Madani : In Moment ist es Berlin. Dort lebe ich schon seit zwölf Jahren, habe meine Wohnung und alle meine persönlichen Sachen dort. Nach wie vor habe ich aber eine sehr enge Beziehung zu Wien. Meine Familie lebt dort, und ich arbeite auch noch oft in Wien. Als „Heimatlose“ kann ich aber leicht jederzeit meine Zelte in Berlin abbrechen.

Wie haben Sie ihre Identitätskrise überwunden?
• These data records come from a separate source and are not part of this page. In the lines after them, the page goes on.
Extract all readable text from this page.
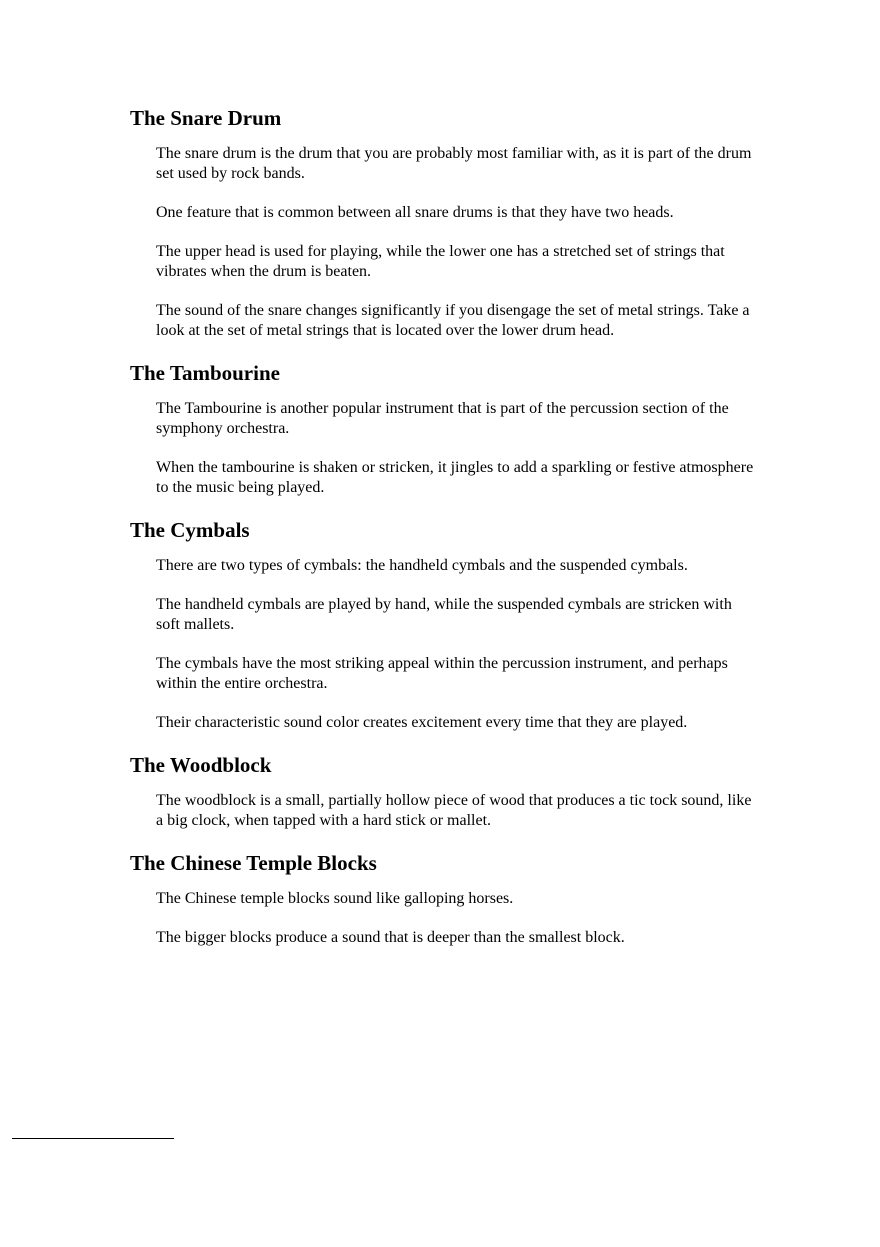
The Snare Drum

The snare drum is the drum that you are probably most familiar with, as it is part of the drum set used by rock bands.

One feature that is common between all snare drums is that they have two heads.

The upper head is used for playing, while the lower one has a stretched set of strings that vibrates when the drum is beaten.

The sound of the snare changes significantly if you disengage the set of metal strings. Take a look at the set of metal strings that is located over the lower drum head.

The Tambourine

The Tambourine is another popular instrument that is part of the percussion section of the symphony orchestra.

When the tambourine is shaken or stricken, it jingles to add a sparkling or festive atmosphere to the music being played.

The Cymbals

There are two types of cymbals: the handheld cymbals and the suspended cymbals.

The handheld cymbals are played by hand, while the suspended cymbals are stricken with soft mallets.

The cymbals have the most striking appeal within the percussion instrument, and perhaps within the entire orchestra.

Their characteristic sound color creates excitement every time that they are played.

The Woodblock

The woodblock is a small, partially hollow piece of wood that produces a tic tock sound, like a big clock, when tapped with a hard stick or mallet.

The Chinese Temple Blocks

The Chinese temple blocks sound like galloping horses.

The bigger blocks produce a sound that is deeper than the smallest block.
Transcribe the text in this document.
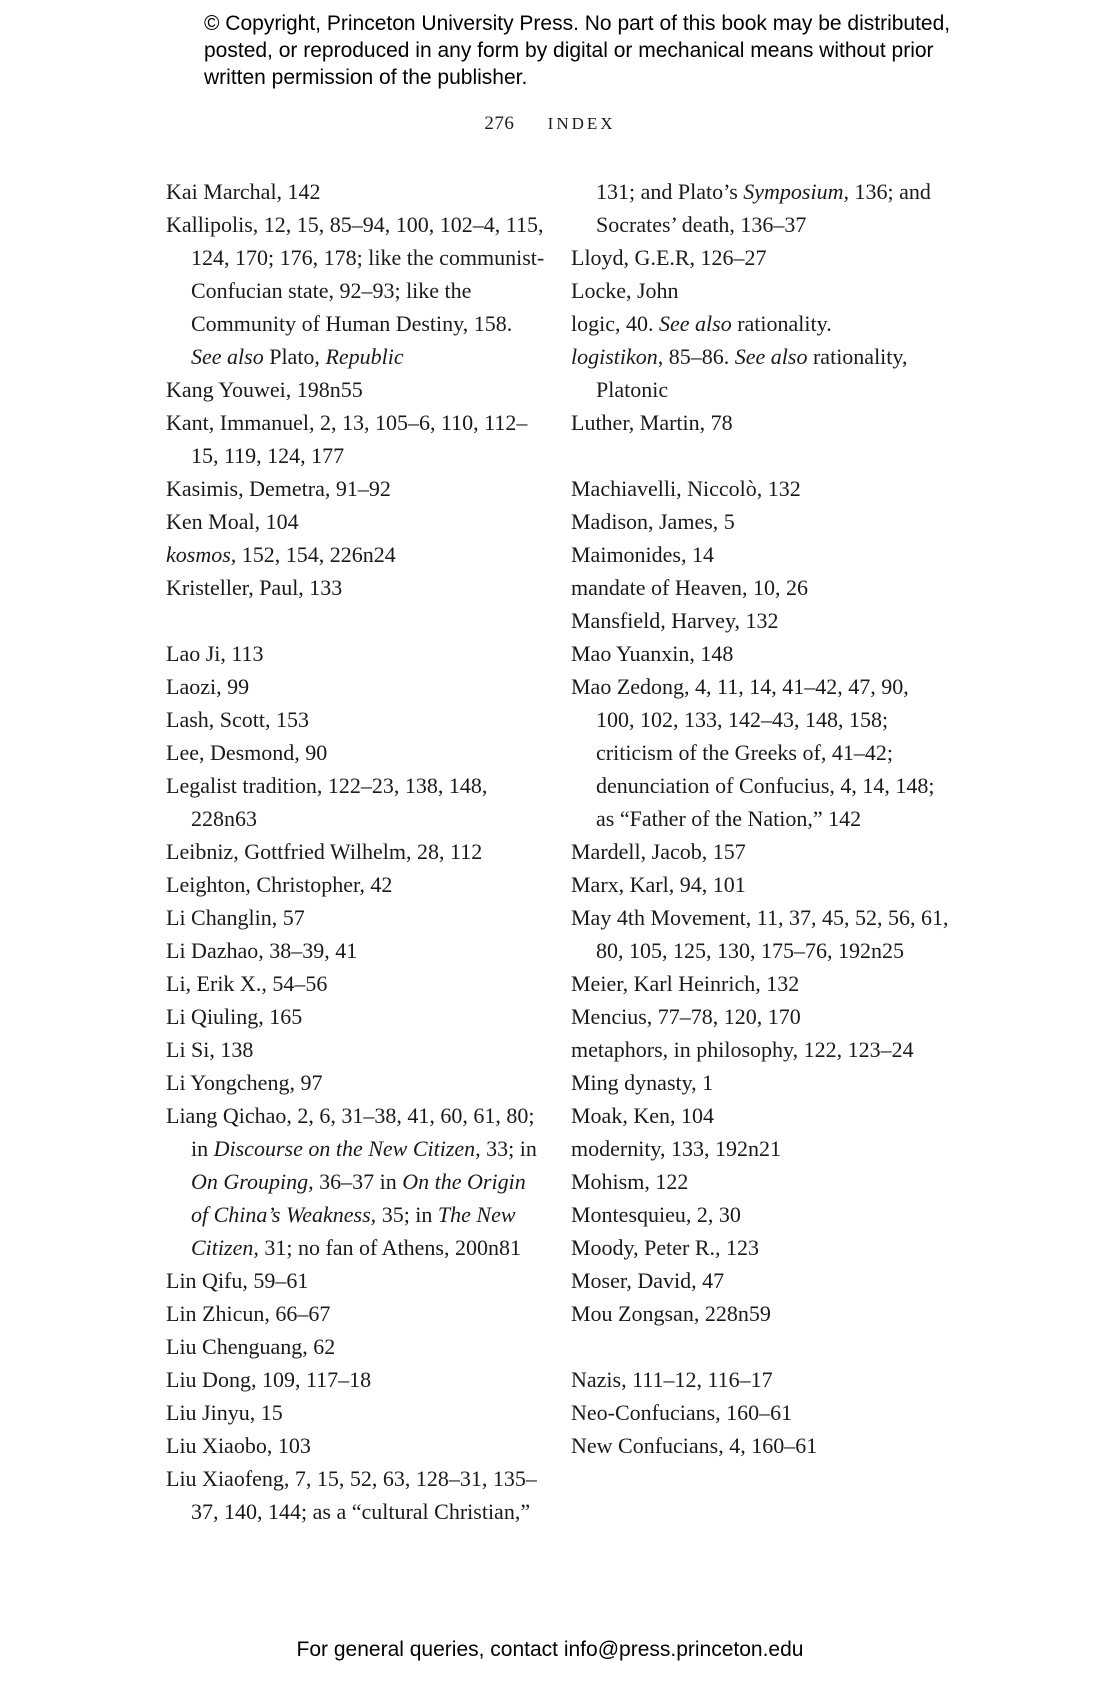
© Copyright, Princeton University Press. No part of this book may be distributed, posted, or reproduced in any form by digital or mechanical means without prior written permission of the publisher.
276 INDEX
Kai Marchal, 142
Kallipolis, 12, 15, 85–94, 100, 102–4, 115, 124, 170; 176, 178; like the communist-Confucian state, 92–93; like the Community of Human Destiny, 158. See also Plato, Republic
Kang Youwei, 198n55
Kant, Immanuel, 2, 13, 105–6, 110, 112–15, 119, 124, 177
Kasimis, Demetra, 91–92
Ken Moal, 104
kosmos, 152, 154, 226n24
Kristeller, Paul, 133
Lao Ji, 113
Laozi, 99
Lash, Scott, 153
Lee, Desmond, 90
Legalist tradition, 122–23, 138, 148, 228n63
Leibniz, Gottfried Wilhelm, 28, 112
Leighton, Christopher, 42
Li Changlin, 57
Li Dazhao, 38–39, 41
Li, Erik X., 54–56
Li Qiuling, 165
Li Si, 138
Li Yongcheng, 97
Liang Qichao, 2, 6, 31–38, 41, 60, 61, 80; in Discourse on the New Citizen, 33; in On Grouping, 36–37 in On the Origin of China’s Weakness, 35; in The New Citizen, 31; no fan of Athens, 200n81
Lin Qifu, 59–61
Lin Zhicun, 66–67
Liu Chenguang, 62
Liu Dong, 109, 117–18
Liu Jinyu, 15
Liu Xiaobo, 103
Liu Xiaofeng, 7, 15, 52, 63, 128–31, 135–37, 140, 144; as a “cultural Christian,”
131; and Plato’s Symposium, 136; and Socrates’ death, 136–37
Lloyd, G.E.R, 126–27
Locke, John
logic, 40. See also rationality.
logistikon, 85–86. See also rationality, Platonic
Luther, Martin, 78
Machiavelli, Niccolò, 132
Madison, James, 5
Maimonides, 14
mandate of Heaven, 10, 26
Mansfield, Harvey, 132
Mao Yuanxin, 148
Mao Zedong, 4, 11, 14, 41–42, 47, 90, 100, 102, 133, 142–43, 148, 158; criticism of the Greeks of, 41–42; denunciation of Confucius, 4, 14, 148; as “Father of the Nation,” 142
Mardell, Jacob, 157
Marx, Karl, 94, 101
May 4th Movement, 11, 37, 45, 52, 56, 61, 80, 105, 125, 130, 175–76, 192n25
Meier, Karl Heinrich, 132
Mencius, 77–78, 120, 170
metaphors, in philosophy, 122, 123–24
Ming dynasty, 1
Moak, Ken, 104
modernity, 133, 192n21
Mohism, 122
Montesquieu, 2, 30
Moody, Peter R., 123
Moser, David, 47
Mou Zongsan, 228n59
Nazis, 111–12, 116–17
Neo-Confucians, 160–61
New Confucians, 4, 160–61
For general queries, contact info@press.princeton.edu
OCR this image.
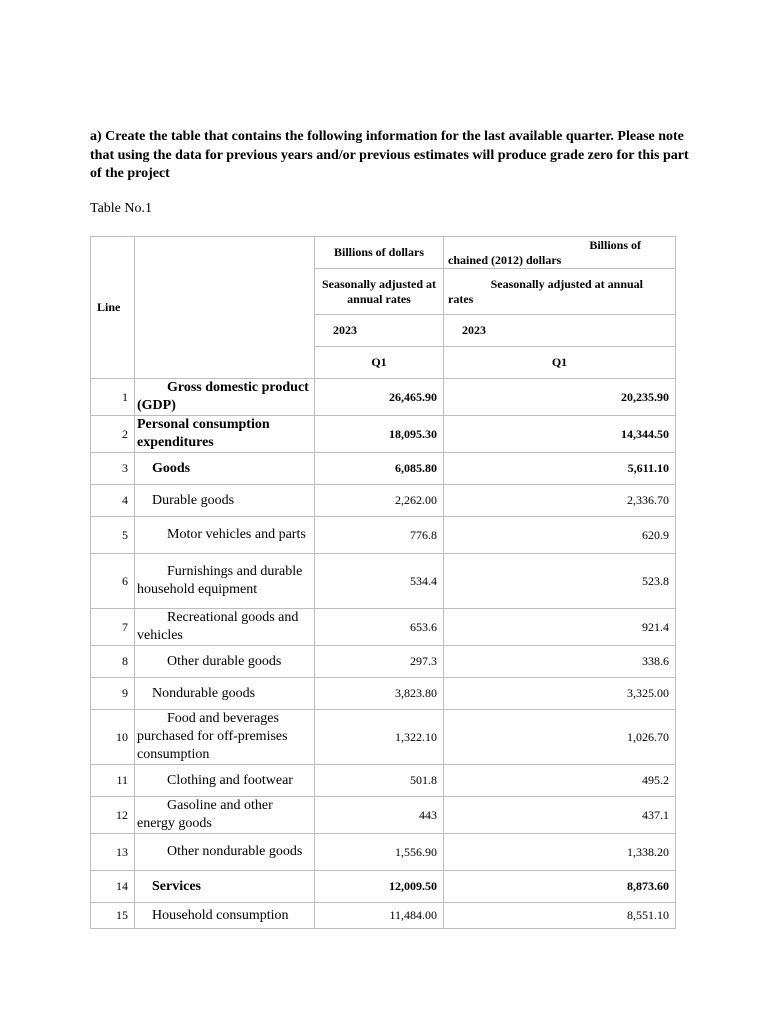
a) Create the table that contains the following information for the last available quarter. Please note that using the data for previous years and/or previous estimates will produce grade zero for this part of the project
Table No.1
Line		Billions of dollars	Billions of
chained (2012) dollars

		Seasonally adjusted at annual rates	Seasonally adjusted at annual
rates

		2023	2023
		Q1	Q1
1	Gross domestic product (GDP)	26,465.90	20,235.90
2	Personal consumption expenditures	18,095.30	14,344.50
3	Goods	6,085.80	5,611.10
4	Durable goods	2,262.00	2,336.70
5	Motor vehicles and parts	776.8	620.9
6	Furnishings and durable household equipment	534.4	523.8
7	Recreational goods and vehicles	653.6	921.4
8	Other durable goods	297.3	338.6
9	Nondurable goods	3,823.80	3,325.00
10	Food and beverages purchased for off-premises consumption	1,322.10	1,026.70
11	Clothing and footwear	501.8	495.2
12	Gasoline and other energy goods	443	437.1
13	Other nondurable goods	1,556.90	1,338.20
14	Services	12,009.50	8,873.60
15	Household consumption	11,484.00	8,551.10
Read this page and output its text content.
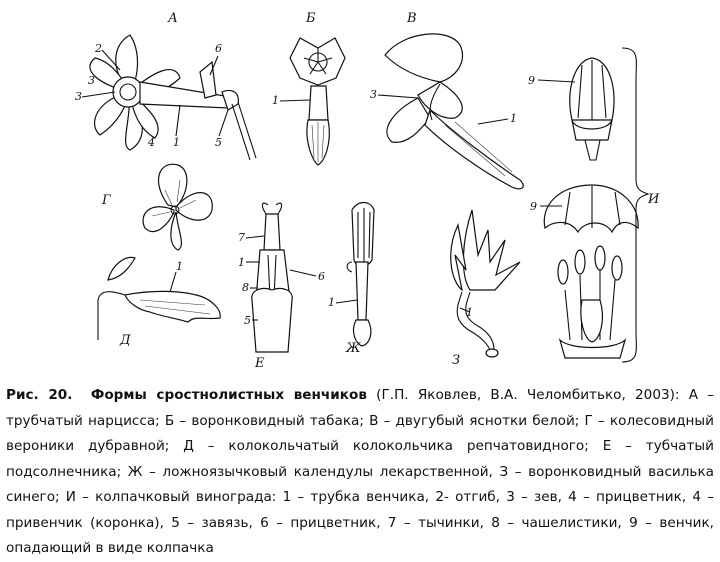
А
2
3
3
4 1
6
5
Б
1
В
3
1
9
9	И
Г
Д
1
Е
7
1
8
5
6
Ж
1
З
1
Рис. 20. Формы сростнолистных венчиков (Г.П. Яковлев, В.А. Челомбитько, 2003): А – трубчатый нарцисса; Б – воронковидный табака; В – двугубый яснотки белой; Г – колесовидный вероники дубравной; Д – колокольчатый колокольчика репчатовидного; Е – тубчатый подсолнечника; Ж – ложноязычковый календулы лекарственной, З – воронковидный василька синего; И – колпачковый винограда: 1 – трубка венчика, 2- отгиб, 3 – зев, 4 – прицветник, 4 – привенчик (коронка), 5 – завязь, 6 – прицветник, 7 – тычинки, 8 – чашелистики, 9 – венчик, опадающий в виде колпачка
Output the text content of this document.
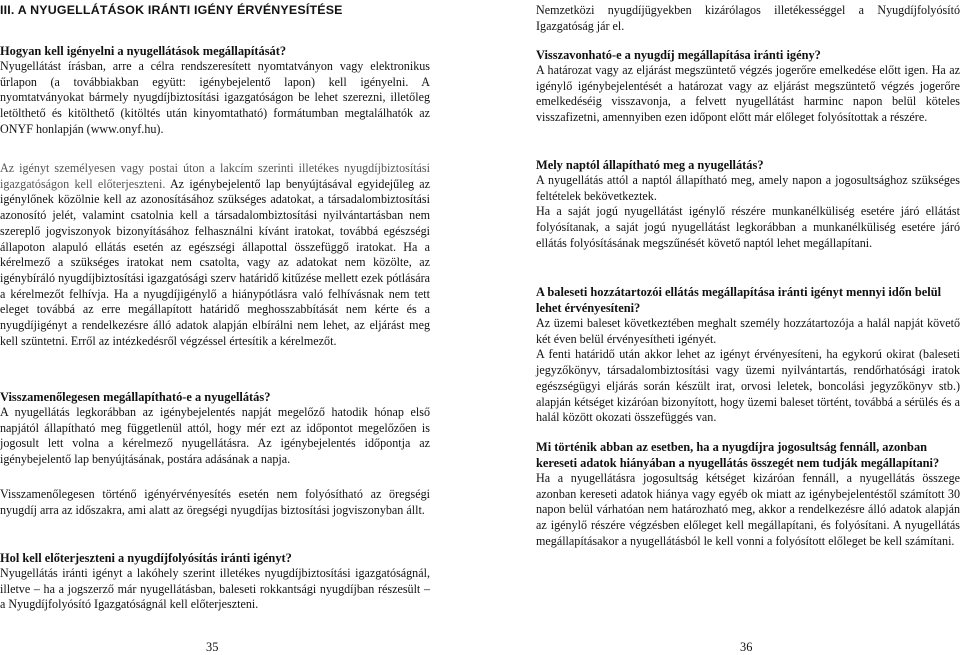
III. A NYUGELLÁTÁSOK IRÁNTI IGÉNY ÉRVÉNYESÍTÉSE

Hogyan kell igényelni a nyugellátások megállapítását?

Nyugellátást írásban, arre a célra rendszeresített nyomtatványon vagy elektronikus űrlapon (a továbbiakban együtt: igénybejelentő lapon) kell igényelni. A nyomtatványokat bármely nyugdíjbiztosítási igazgatóságon be lehet szerezni, illetőleg letölthető és kitölthető (kitöltés után kinyomtatható) formátumban megtalálhatók az ONYF honlapján (www.onyf.hu).

Az igényt személyesen vagy postai úton a lakcím szerinti illetékes nyugdíjbiztosítási igazgatóságon kell előterjeszteni. Az igénybejelentő lap benyújtásával egyidejűleg az igénylőnek közölnie kell az azonosításához szükséges adatokat, a társadalombiztosítási azonosító jelét, valamint csatolnia kell a társadalombiztosítási nyilvántartásban nem szereplő jogviszonyok bizonyításához felhasználni kívánt iratokat, továbbá egészségi állapoton alapuló ellátás esetén az egészségi állapottal összefüggő iratokat. Ha a kérelmező a szükséges iratokat nem csatolta, vagy az adatokat nem közölte, az igénybíráló nyugdíjbiztosítási igazgatósági szerv határidő kitűzése mellett ezek pótlására a kérelmezőt felhívja. Ha a nyugdíjigénylő a hiánypótlásra való felhívásnak nem tett eleget továbbá az erre megállapított határidő meghosszabbítását nem kérte és a nyugdíjigényt a rendelkezésre álló adatok alapján elbírálni nem lehet, az eljárást meg kell szüntetni. Erről az intézkedésről végzéssel értesítik a kérelmezőt.

Visszamenőlegesen megállapítható-e a nyugellátás?

A nyugellátás legkorábban az igénybejelentés napját megelőző hatodik hónap első napjától állapítható meg függetlenül attól, hogy mér ezt az időpontot megelőzően is jogosult lett volna a kérelmező nyugellátásra. Az igénybejelentés időpontja az igénybejelentő lap benyújtásának, postára adásának a napja.

Visszamenőlegesen történő igényérvényesítés esetén nem folyósítható az öregségi nyugdíj arra az időszakra, ami alatt az öregségi nyugdíjas biztosítási jogviszonyban állt.

Hol kell előterjeszteni a nyugdíjfolyósítás iránti igényt?

Nyugellátás iránti igényt a lakóhely szerint illetékes nyugdíjbiztosítási igazgatóságnál, illetve – ha a jogszerző már nyugellátásban, baleseti rokkantsági nyugdíjban részesült – a Nyugdíjfolyósító Igazgatóságnál kell előterjeszteni.

35

Nemzetközi nyugdíjügyekben kizárólagos illetékességgel a Nyugdíjfolyósító Igazgatóság jár el.

Visszavonható-e a nyugdíj megállapítása iránti igény?

A határozat vagy az eljárást megszüntető végzés jogerőre emelkedése előtt igen. Ha az igénylő igénybejelentését a határozat vagy az eljárást megszüntető végzés jogerőre emelkedéséig visszavonja, a felvett nyugellátást harminc napon belül köteles visszafizetni, amennyiben ezen időpont előtt már előleget folyósítottak a részére.

Mely naptól állapítható meg a nyugellátás?

A nyugellátás attól a naptól állapítható meg, amely napon a jogosultsághoz szükséges feltételek bekövetkeztek.

Ha a saját jogú nyugellátást igénylő részére munkanélküliség esetére járó ellátást folyósítanak, a saját jogú nyugellátást legkorábban a munkanélküliség esetére járó ellátás folyósításának megszűnését követő naptól lehet megállapítani.

A baleseti hozzátartozói ellátás megállapítása iránti igényt mennyi időn belül lehet érvényesíteni?

Az üzemi baleset következtében meghalt személy hozzátartozója a halál napját követő két éven belül érvényesítheti igényét.

A fenti határidő után akkor lehet az igényt érvényesíteni, ha egykorú okirat (baleseti jegyzőkönyv, társadalombiztosítási vagy üzemi nyilvántartás, rendőrhatósági iratok egészségügyi eljárás során készült irat, orvosi leletek, boncolási jegyzőkönyv stb.) alapján kétséget kizáróan bizonyított, hogy üzemi baleset történt, továbbá a sérülés és a halál között okozati összefüggés van.

Mi történik abban az esetben, ha a nyugdíjra jogosultság fennáll, azonban kereseti adatok hiányában a nyugellátás összegét nem tudják megállapítani?

Ha a nyugellátásra jogosultság kétséget kizáróan fennáll, a nyugellátás összege azonban kereseti adatok hiánya vagy egyéb ok miatt az igénybejelentéstől számított 30 napon belül várhatóan nem határozható meg, akkor a rendelkezésre álló adatok alapján az igénylő részére végzésben előleget kell megállapítani, és folyósítani. A nyugellátás megállapításakor a nyugellátásból le kell vonni a folyósított előleget be kell számítani.

36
Madani : Das war ein langer Prozess und kein Aha-Moment. Ich bin immer wieder in Situationen gekommen, in denen ich so sehr versucht habe mich anzupassen, dass ich mir selbst fremd wurde. Ich musste lernen, mir selbst gegenüber aufmerksamer zu werden. Ich denke, es geht mehr um das Bewusstsein seiner selbst, als darum eine Definition für sich selbst zu finden. Eine Definition unter dem Motto „So und so bin ich“ ist statisch und grenzt ein. Die meisten von uns könnten liebevoller mit sich selbst und ihren Schwächen umgehen.

Was sind ihre Schwächen?

Madani : Ich kann schwer Nein sagen.

Sie sagen selbst von sich, dass Sie viele Vorurteile haben.

Madani : Ich glaube, es ist keine Schwäche, Vorurteile zu haben. Alle haben Vorurteile. Die politisch Korrekten tun nur so, als hätten sie keine. Dabei ist es so erleichternd, sagen zu dürfen, dass es diese Gedanken gibt. Dann erst kann man mit ihnen umgehen und sich bewusst dafür entscheiden, sie nicht weiter ernst zu nehmen und keinerlei Konsequenzen daraus zu ziehen.

Welche Vorurteile haben Sie gegenüber Deutschen?

Madani : Ich glaube, die ganz üblichen doofen Vorurteile. Dass sie so überkorrekt oder so super direkt sind. Und ja, manchmal wird das auch bestätigt. Und oft eben auch gar nicht.

Wie gelingt Integration?

Madani : Ich kenne keine Patentlösung dafür, ich kann nur aus meiner ganz persönlichen Erfahrung sagen, dass Kontakt zwischen den Menschen Wunder bewirken kann. Wenn ich mit einem Menschen, der mir fremd ist und mir vielleicht auch Angst macht, rede, dann stelle ich sehr oft fest, dass die Wahrheit viel harmloser ist, als das, was ich in meinem Kopf gesponnen habe. In erster Linie sehen wir immer das, was uns unterscheidet. Im Kontakt mit dem Fremden erkennen wir, dass es vieles gibt, das uns auch verbindet.

Was werden Ihre Zuhörer nach der Lesung in Wedel mit nach Hause nehmen?

Madani : In erster Linie einen vergnüglichen Abend. Es ist mir sehr wichtig, dass sich die Menschen unterhalten, gerade bei diesem Thema. Und da es ein sehr persönliches Buch ist, animiert es andere Menschen dazu, selbst Persönliches aus ihrem Leben zu berichten und mit anderen zu teilen.

Die Lesung beginnt um 19.30 Uhr in der Stadtbücherei Wedel, Rosengarten 6. Der Eintritt kostet 8 Euro, ermäßigt 6 Euro. Vorverkauf in der Stadtbücherei und in der Buchhandlung Steyer, Bahnhofstraße 46.